Блайт заметила, что Арис рассеянно потирает левую руку, то же самое место, которое горело и у нее. Мужчина вышел наружу, очевидно, оглядываясь в поисках экипажа. Он мог смотреть сколько угодно, но ни кареты, ни вещей Блайт поблизости не было. Казалось, что небо поглотило девушку и выплюнуло на порог его дома.
За спиной Ариса Блайт заметила пылающий камин и попыталась проскользнуть под его рукой и войти внутрь. Однако, как только ее нога переступила порог, что-то сильно сдавило грудь Блайт и ее отбросило назад на лужайку. Она зашипела от боли, но дело было не в падении, а в кольце света, которое вспыхнуло на ее пальце так же ярко, как звездный свет. Она прижала руку к груди, чувствуя, как кожа пылает.
Арис, черт бы его побрал, запрокинул свою золотистую голову и так весело расхохотался, что она пожалела, что у нее нет с собой ножниц. Она срежет эти красивые волосы с его головы, как только представится возможность.

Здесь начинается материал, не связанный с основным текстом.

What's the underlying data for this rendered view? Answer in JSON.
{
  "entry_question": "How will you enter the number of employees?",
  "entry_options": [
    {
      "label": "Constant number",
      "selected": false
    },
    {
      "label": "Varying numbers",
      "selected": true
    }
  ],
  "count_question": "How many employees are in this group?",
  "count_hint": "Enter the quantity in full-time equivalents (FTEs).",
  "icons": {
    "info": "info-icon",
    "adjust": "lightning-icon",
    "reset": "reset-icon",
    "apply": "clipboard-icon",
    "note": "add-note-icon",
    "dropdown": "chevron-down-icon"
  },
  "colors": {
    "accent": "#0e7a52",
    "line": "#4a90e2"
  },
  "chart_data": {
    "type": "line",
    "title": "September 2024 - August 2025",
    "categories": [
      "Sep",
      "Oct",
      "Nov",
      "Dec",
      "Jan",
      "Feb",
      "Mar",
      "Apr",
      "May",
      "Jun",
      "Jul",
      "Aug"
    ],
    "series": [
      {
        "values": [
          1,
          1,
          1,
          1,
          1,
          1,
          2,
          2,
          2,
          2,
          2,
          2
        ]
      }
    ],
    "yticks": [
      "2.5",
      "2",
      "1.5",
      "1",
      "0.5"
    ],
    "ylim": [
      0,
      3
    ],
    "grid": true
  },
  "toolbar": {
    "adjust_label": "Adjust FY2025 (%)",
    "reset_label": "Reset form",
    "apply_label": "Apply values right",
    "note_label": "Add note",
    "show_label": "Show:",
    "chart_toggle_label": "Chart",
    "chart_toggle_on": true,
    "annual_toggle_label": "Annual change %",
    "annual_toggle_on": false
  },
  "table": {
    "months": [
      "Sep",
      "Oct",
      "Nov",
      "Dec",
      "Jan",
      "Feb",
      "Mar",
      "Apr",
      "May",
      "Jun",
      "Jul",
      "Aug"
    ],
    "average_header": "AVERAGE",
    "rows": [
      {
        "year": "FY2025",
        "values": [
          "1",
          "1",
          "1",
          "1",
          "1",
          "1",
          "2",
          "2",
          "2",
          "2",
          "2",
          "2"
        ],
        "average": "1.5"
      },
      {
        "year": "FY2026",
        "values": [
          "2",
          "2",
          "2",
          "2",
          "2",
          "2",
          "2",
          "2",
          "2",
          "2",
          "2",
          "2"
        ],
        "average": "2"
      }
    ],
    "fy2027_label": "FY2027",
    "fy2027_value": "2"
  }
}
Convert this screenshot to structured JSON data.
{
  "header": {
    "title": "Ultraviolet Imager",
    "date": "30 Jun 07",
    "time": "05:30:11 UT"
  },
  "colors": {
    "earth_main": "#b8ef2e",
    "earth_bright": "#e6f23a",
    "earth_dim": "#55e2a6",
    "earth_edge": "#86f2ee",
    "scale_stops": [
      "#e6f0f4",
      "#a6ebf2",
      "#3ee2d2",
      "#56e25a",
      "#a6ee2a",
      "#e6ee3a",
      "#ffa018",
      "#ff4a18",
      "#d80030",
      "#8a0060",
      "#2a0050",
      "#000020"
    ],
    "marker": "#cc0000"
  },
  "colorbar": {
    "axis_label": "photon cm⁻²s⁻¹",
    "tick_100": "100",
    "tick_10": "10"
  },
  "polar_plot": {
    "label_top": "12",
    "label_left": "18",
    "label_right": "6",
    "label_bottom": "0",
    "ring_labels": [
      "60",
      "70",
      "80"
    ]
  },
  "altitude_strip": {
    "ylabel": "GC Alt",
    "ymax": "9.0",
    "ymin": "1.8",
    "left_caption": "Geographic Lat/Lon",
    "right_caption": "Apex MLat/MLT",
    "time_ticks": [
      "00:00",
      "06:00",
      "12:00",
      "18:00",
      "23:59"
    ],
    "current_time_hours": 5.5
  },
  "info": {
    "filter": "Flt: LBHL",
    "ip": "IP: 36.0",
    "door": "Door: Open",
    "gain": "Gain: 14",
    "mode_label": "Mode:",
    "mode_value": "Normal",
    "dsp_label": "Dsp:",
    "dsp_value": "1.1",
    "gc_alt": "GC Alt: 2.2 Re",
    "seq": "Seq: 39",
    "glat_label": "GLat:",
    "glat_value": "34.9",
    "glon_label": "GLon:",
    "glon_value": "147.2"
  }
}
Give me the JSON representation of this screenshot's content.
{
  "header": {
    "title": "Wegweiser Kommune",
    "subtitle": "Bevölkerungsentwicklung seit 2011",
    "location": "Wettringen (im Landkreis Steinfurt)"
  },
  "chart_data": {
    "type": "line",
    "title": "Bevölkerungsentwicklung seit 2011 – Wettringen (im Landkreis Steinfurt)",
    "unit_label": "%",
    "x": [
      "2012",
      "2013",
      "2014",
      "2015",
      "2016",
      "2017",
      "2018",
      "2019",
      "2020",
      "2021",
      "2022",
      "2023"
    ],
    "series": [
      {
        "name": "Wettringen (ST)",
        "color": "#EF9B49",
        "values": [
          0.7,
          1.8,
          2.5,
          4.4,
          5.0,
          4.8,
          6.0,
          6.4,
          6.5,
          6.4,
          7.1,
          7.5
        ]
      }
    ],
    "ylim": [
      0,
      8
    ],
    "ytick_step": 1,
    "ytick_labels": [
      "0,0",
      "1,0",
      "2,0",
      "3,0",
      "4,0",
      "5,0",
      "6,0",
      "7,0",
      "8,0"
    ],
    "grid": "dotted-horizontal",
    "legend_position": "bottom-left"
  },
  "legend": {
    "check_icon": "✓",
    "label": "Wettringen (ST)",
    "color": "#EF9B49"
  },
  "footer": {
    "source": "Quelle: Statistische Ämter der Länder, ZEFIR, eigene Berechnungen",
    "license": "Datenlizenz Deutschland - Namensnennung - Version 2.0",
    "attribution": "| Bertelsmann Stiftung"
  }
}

– Принести тебе одеяло? – самодовольно предложил он. – Если дом отвергает тебя, тогда, возможно, ты могла бы найти себе место в конюшне. Маленькая крыса вроде тебя должна чувствовать себя там как дома.
Он повернулся, чтобы уйти. Однако, как и Блайт, его тут же отбросило назад, когда Арис попытался переступить порог. Его собственное кольцо сверкнуло золотом, и он схватился за палец, пытаясь сорвать символ их брачных уз.
– Черт возьми, ты, дьявольское…
– Арис. – Блайт едва дышала. Все ее внимание было сосредоточено на ярко сияющей золотой нити, соединяющей их ладони. Она протянула руку к Арису, и нить ослабла. Затем девушка отдернула руку, но вместо того, чтобы оборваться, нить туже стянула запястье мужчины.
– Осторожнее, – буркнул Арис, но Блайт его не слушала, поднявшись и шагнув к мужу. Жар на пальце уменьшился.
– Вместе, – прошептала она, поморщившись и глядя на нить. – Думаю, оно хочет, чтобы мы держались вместе.
– Чтобы войти в мой дом?
– В наш дом, – поправила Блайт, когда Арис встал, отряхивая грязь со штанов. – Я думаю, именно кольцо вернуло меня сюда. – Пусть это звучало нелепо, но как еще она могла объяснить ожог на пальце?
Арис провел рукой по волосам, слишком сильно потянув за пряди.
– Ты когда-нибудь думаешь, прежде чем что-то сказать? Если волшебное кольцо хотело, чтобы ты вернулся в Вистерия Гарденс, то почему оно не пускает тебя внутрь?
Блайт было неприятно это признавать, но Арис был прав. Должно быть что-то еще. Она что-то упустила. Она взяла Ариса под руку, пытаясь притянуть его к себе.
Он дернулся и отшатнулся, словно одно ее прикосновение могло запятнать его.
– Убери от меня свои руки, ты, неотесанная…
– Не знаю, заметил ли ты, но уже темнеет, – рявкнула Блайт. – Сейчас довольно свежо, но через пару часов станет еще холоднее. Так что, если у тебя нет желания разводить костер и спать под звездами, я предлагаю сотрудничество.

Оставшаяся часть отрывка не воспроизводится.